Gli voleva bene. Forse era questo che non andava nel loro rapporto. Era un “amore fraterno”, piuttosto. Perché, quando stava col suo ragazzo, non provava nulla di tutto ciò che succedeva quando si trovava in compagnia di Liam.
Merda, ci stava pensando. Era la sua fine.
 
 
 
Sono più che felice di aver postato un nuovo e più sostanzioso capitolo. Vi ho fatto aspettare più tempo del solito perché volevo che fosse accettabile e migliore del precedente; infatti, ne sono abbastanza soddisfatta e spero che sia piaciuto anche a voi. Quindi, per esserne sicura, mi farebbe molto piacere sapere cosa ne pensate (tramite una recensione o anche su twitter, menzionando @shesfelix).

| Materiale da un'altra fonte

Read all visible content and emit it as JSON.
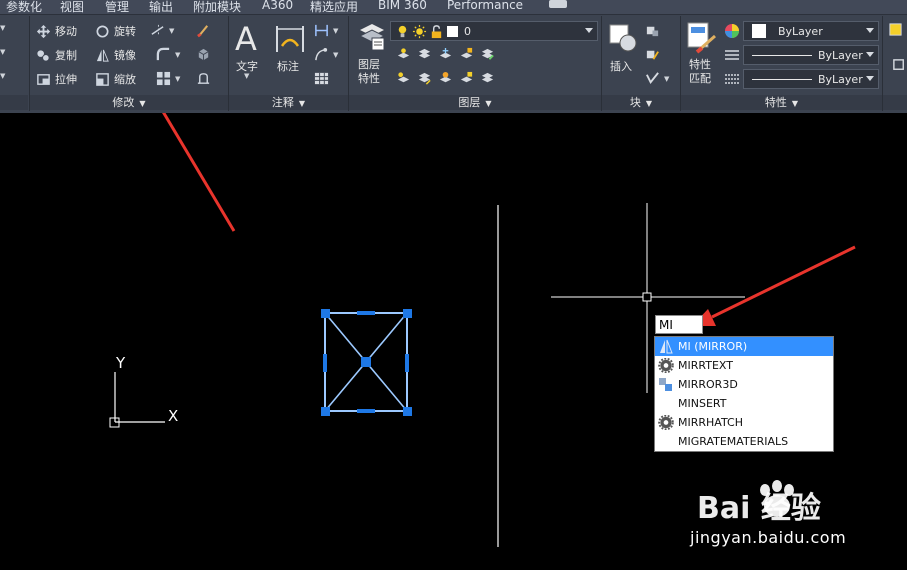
{
  "tabs": [
    "参数化",
    "视图",
    "管理",
    "输出",
    "附加模块",
    "A360",
    "精选应用",
    "BIM 360",
    "Performance"
  ],
  "modify_panel": {
    "move": "移动",
    "rotate": "旋转",
    "copy": "复制",
    "mirror": "镜像",
    "stretch": "拉伸",
    "scale": "缩放",
    "footer": "修改"
  },
  "annotation_panel": {
    "text": "文字",
    "dimension": "标注",
    "footer": "注释"
  },
  "layers_panel": {
    "layer_properties": "图层\n特性",
    "current_layer": "0",
    "footer": "图层"
  },
  "block_panel": {
    "insert": "插入",
    "footer": "块"
  },
  "properties_panel": {
    "match": "特性\n匹配",
    "color": "ByLayer",
    "linetype": "ByLayer",
    "lineweight": "ByLayer",
    "footer": "特性"
  },
  "ucs": {
    "x_label": "X",
    "y_label": "Y"
  },
  "command": {
    "input_value": "MI"
  },
  "autocomplete": [
    {
      "label": "MI (MIRROR)",
      "icon": "mirror-icon",
      "selected": true
    },
    {
      "label": "MIRRTEXT",
      "icon": "gear-icon",
      "selected": false
    },
    {
      "label": "MIRROR3D",
      "icon": "mirror3d-icon",
      "selected": false
    },
    {
      "label": "MINSERT",
      "icon": "",
      "selected": false
    },
    {
      "label": "MIRRHATCH",
      "icon": "gear-icon",
      "selected": false
    },
    {
      "label": "MIGRATEMATERIALS",
      "icon": "",
      "selected": false
    }
  ],
  "watermark": {
    "logo": "Bai 经验",
    "url": "jingyan.baidu.com"
  },
  "colors": {
    "ribbon_bg": "#3c4350",
    "annotation_arrow": "#e8342c",
    "grip": "#1e78e6",
    "selection": "#3390ff"
  }
}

Per quanto riguarda Eleanor Calder, premetto di non avere niente contro di lei. Ho solo immaginato che la sua figura si possa addire al personaggio a cui ho pensato, perciò spero di non aver “offeso” nessuno di voi, anche perché non la “conosco di persona”, quindi non posso esprimere alcun giudizio.
Ringrazio tutti voi che leggete e recensite. Per qualsiasi cosa, potete contattarmi su twitter o tramite un messaggio privato su EFP. Baci, Fel.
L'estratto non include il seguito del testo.